Last night I rewatched Withnail and I, which is one of those movies I enjoy more each time I see it. (Incidentally, I've been dredging my memory for the first time I saw it, and I've concluded that it was probably in early 1989 when I was studying in France. I remember there being subtitles, which is hard to explain otherwise. In those years I was deeply resentful of 1960s nostalgia--that's my parents' generation, and it's hard to care about your parents' generation when you're 19--so I wasn't nearly as sympathetic to the film's "end of an era" feeling as I am now. And the characters' sense of creeping middle age, of getting inexorably older even as you realize your life hasn't gone according to plan, is something you just can't grasp at that age.)
I also don't remember noticing, on previous viewings, how extraordinarily beautiful the young Paul McGann is. Don't know how I missed that. I saw that he was good-looking, obviously, but that's not quite the same. One sees rather a lot of his bare flesh in the film, too, which is both a treat and (because I now tend to think of him as the Eighth Doctor) a little disturbing.
And he's so titchy! Although standing next to Richard E. Grant probably doesn't help.
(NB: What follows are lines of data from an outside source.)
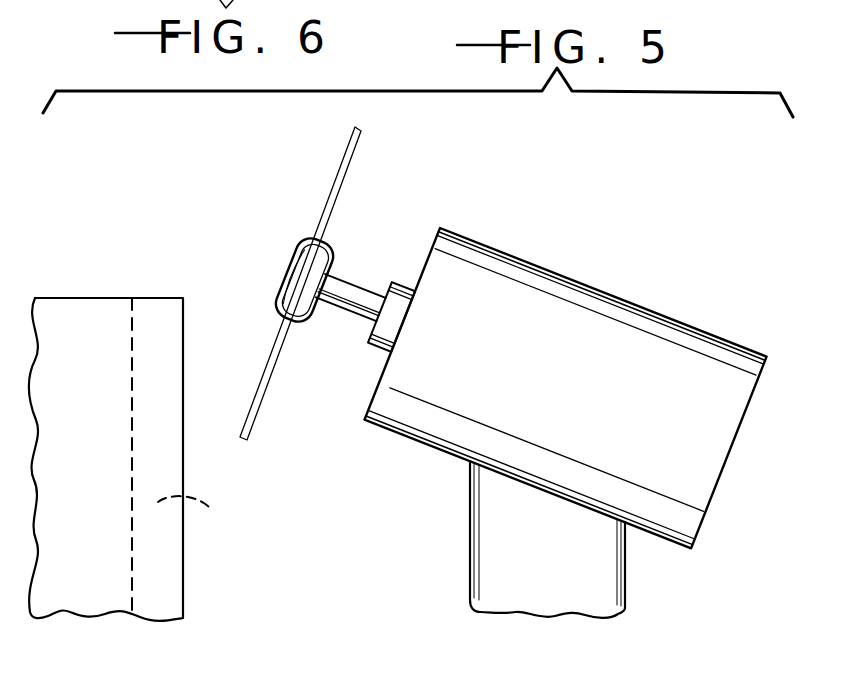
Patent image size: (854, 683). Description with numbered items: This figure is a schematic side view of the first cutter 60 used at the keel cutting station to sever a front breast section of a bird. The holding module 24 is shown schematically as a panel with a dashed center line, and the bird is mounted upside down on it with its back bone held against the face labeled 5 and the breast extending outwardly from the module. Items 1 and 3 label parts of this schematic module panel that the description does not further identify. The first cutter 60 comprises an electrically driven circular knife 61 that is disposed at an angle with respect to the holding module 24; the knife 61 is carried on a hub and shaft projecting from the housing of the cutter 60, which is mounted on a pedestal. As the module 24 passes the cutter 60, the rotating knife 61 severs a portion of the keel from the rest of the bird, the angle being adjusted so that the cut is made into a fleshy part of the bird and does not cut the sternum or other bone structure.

The panel 1 is at (85, 298).
The holding module 24 is at (140, 294).
The panel section 3 is at (103, 490).
The face 5 is at (196, 512).
The first cutter 60 is at (588, 268).
The circular knife 61 is at (352, 157).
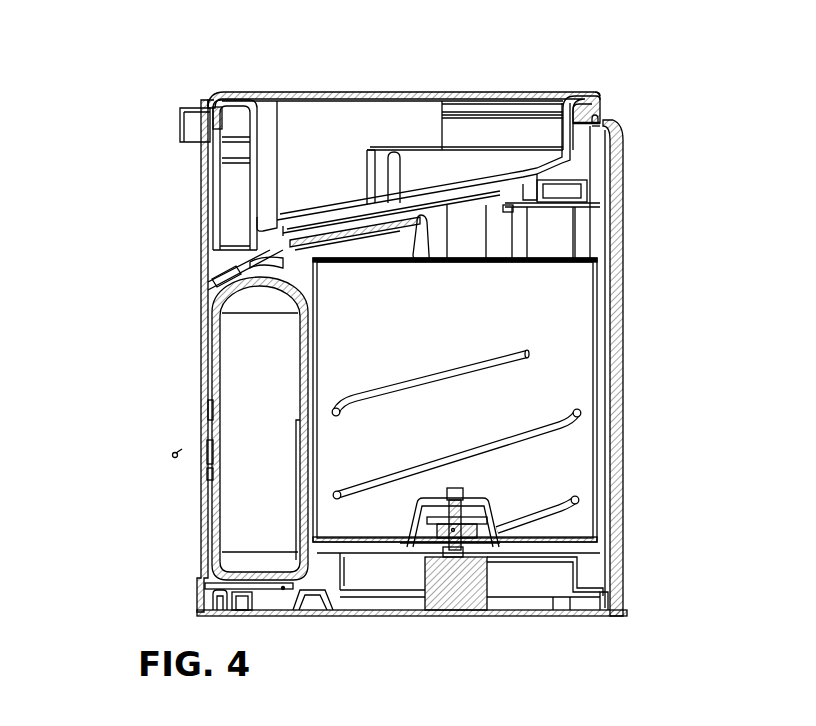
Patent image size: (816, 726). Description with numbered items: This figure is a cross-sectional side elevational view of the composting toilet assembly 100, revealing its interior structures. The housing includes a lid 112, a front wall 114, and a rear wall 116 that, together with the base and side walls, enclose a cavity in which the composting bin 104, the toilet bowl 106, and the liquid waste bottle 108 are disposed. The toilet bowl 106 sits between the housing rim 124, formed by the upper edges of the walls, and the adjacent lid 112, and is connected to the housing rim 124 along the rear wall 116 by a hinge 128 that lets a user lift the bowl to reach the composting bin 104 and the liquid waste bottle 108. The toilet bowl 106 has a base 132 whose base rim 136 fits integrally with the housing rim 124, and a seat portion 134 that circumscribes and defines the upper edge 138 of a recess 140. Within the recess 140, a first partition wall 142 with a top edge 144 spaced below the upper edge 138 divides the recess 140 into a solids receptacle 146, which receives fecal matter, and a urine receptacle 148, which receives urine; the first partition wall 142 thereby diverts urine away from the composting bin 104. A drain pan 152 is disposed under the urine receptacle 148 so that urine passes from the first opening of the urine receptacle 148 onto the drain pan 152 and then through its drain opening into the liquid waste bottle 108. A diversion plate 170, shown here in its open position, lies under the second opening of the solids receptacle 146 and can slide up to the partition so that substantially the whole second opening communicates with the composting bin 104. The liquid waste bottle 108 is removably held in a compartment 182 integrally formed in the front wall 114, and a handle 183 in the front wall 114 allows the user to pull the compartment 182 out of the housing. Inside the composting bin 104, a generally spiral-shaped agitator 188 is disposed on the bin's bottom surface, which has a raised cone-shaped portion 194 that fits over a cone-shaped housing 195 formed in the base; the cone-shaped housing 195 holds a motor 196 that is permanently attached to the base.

The composting toilet assembly 100 is at (682, 82).
The composting bin 104 is at (583, 300).
The toilet bowl 106 is at (226, 84).
The liquid waste bottle 108 is at (240, 343).
The lid 112 is at (600, 92).
The front wall 114 is at (205, 390).
The rear wall 116 is at (625, 458).
The housing rim 124 is at (200, 116).
The hinge 128 is at (603, 120).
The base 132 is at (310, 140).
The seat portion 134 is at (527, 110).
The base rim 136 is at (206, 100).
The upper edge 138 is at (475, 112).
The recess 140 is at (336, 124).
The first partition wall 142 is at (367, 178).
The top edge 144 is at (393, 155).
The solids receptacle 146 is at (527, 165).
The urine receptacle 148 is at (268, 183).
The drain pan 152 is at (215, 280).
The diversion plate 170 is at (367, 230).
The compartment 182 is at (200, 576).
The handle 183 is at (172, 456).
The agitator 188 is at (580, 415).
The cone-shaped portion 194 is at (495, 520).
The cone-shaped housing 195 is at (530, 562).
The motor 196 is at (455, 605).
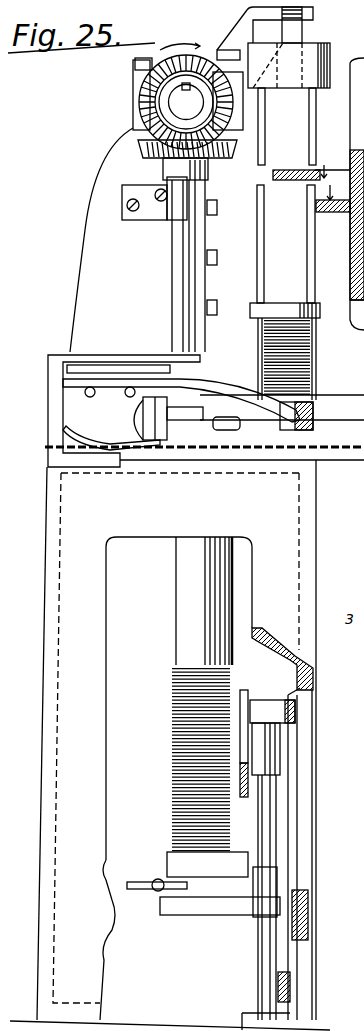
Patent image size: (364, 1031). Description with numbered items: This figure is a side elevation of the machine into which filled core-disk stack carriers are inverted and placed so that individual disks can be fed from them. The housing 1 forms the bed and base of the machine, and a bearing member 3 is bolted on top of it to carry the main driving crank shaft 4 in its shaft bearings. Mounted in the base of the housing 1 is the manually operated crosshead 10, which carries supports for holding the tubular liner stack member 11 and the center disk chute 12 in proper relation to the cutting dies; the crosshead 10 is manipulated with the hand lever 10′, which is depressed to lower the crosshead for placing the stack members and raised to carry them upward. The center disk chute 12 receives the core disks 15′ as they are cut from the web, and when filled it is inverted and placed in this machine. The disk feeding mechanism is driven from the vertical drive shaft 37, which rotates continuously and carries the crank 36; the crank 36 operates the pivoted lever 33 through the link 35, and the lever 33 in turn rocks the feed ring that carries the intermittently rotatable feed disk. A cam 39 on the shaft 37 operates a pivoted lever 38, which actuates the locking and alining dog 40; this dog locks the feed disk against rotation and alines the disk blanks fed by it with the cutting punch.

The housing 1 is at (318, 530).
The bearing member 3 is at (124, 297).
The main driving crank shaft 4 is at (187, 117).
The manually operated crosshead 10 is at (270, 760).
The hand lever 10′ is at (247, 688).
The tubular liner stack member 11 is at (180, 580).
The center disk chute 12 is at (310, 297).
The core disk 15′ is at (317, 360).
The pivoted lever 33 is at (337, 463).
The link 35 is at (125, 425).
The crank 36 is at (183, 428).
The vertical drive shaft 37 is at (180, 250).
The pivoted lever 38 is at (232, 368).
The cam 39 is at (215, 400).
The locking and alining dog 40 is at (352, 210).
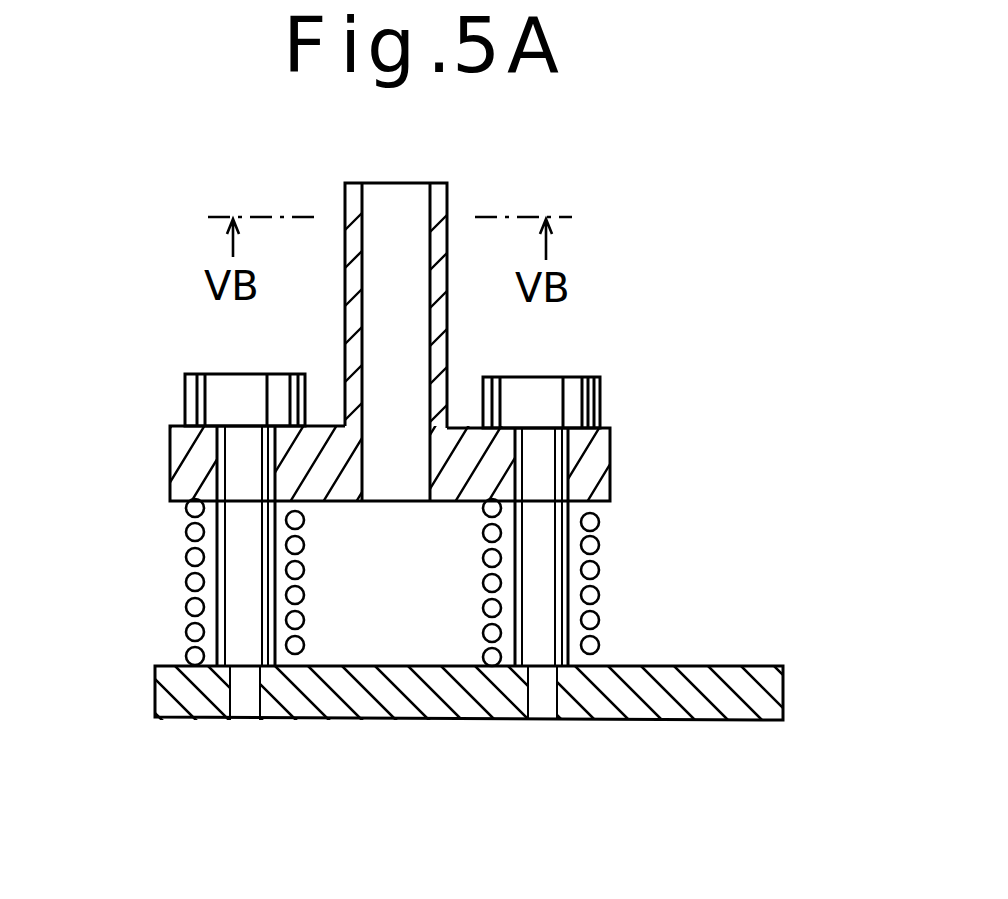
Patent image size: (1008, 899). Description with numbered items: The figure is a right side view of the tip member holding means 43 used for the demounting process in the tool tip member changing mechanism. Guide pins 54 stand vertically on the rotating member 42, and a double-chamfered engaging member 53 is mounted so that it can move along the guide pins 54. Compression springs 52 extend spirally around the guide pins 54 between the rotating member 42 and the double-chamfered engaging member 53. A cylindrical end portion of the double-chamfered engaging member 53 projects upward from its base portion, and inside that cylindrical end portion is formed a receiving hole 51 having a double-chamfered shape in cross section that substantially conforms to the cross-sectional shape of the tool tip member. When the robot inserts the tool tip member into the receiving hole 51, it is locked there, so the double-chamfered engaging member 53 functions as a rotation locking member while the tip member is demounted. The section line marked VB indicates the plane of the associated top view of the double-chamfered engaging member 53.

The rotating member 42 is at (783, 680).
The tip member holding means for the demounting process 43 is at (714, 256).
The receiving hole 51 is at (429, 242).
The compression spring 52 is at (600, 540).
The double-chamfered engaging member 53 is at (447, 312).
The guide pin 54 is at (197, 393).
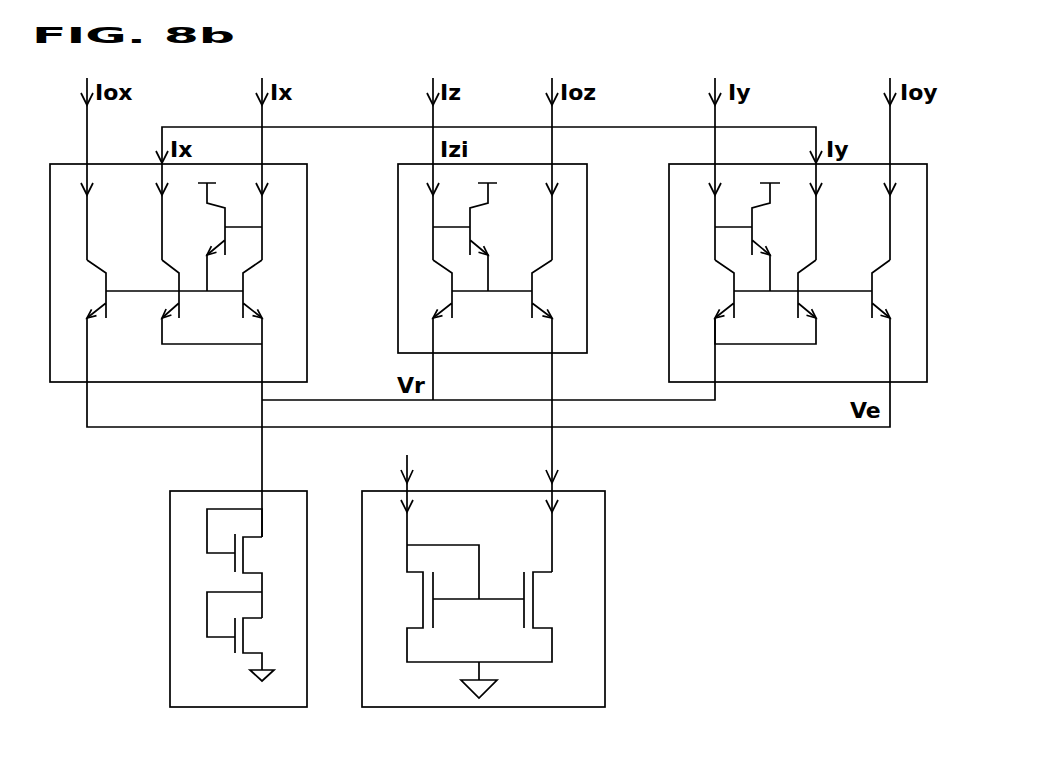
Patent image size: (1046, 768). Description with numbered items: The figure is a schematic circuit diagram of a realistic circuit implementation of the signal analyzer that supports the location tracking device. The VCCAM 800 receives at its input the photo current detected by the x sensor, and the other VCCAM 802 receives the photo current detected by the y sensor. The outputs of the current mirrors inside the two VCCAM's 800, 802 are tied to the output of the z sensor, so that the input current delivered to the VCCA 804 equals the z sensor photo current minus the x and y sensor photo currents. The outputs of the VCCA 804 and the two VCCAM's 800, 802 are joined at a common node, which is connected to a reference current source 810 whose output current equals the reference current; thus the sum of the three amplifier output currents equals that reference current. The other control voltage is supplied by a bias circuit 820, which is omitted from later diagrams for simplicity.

The VCCAM 800 is at (115, 372).
The VCCAM 802 is at (797, 372).
The VCCA 804 is at (579, 182).
The reference current source 810 is at (597, 553).
The bias circuit 820 is at (188, 617).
On a completely different note, tonight I watched
Longford, which is about Lord Longford, the Catholic Labour peer who became infamous in the 1970s and onwards for supporting Myra Hindley's parole. (Hindley was one of the most notorious murderers in twentieth century Britain; she helped her boyfriend Ian Brady abduct, assault, and murder five children in the 1960s.)
The film handles an incredibly sensitive topic with evenhandedness and grace, and all the cast are absolutely stellar. Samantha Morton is amazing as Hindley, and Andy Serkis is even more so as Ian Brady. (I caught myself thinking, "I wish Brady was in this film more" and was suitably creeped out.)
One of the things I especially admired was that, while the film doesn't in any way underplay Longford's religious devotion, it also isn't preachy. Preachiness is a vice common to biopics about people who do good for religious reasons (Amazing Grace, about the abolitionist John Wilberforce, springs irresistibly to mind) and I dislike it intensely. Unlike Amazing Grace, Longford is willing to show that religious efforts to improve society can take deeply illiberal forms: besides his lifelong commitment to prison reform, Longford also campaigned against pornography, a cause for which I have no sympathy at all.
I highly recommend the film; in the U.S. it's available from Netflix.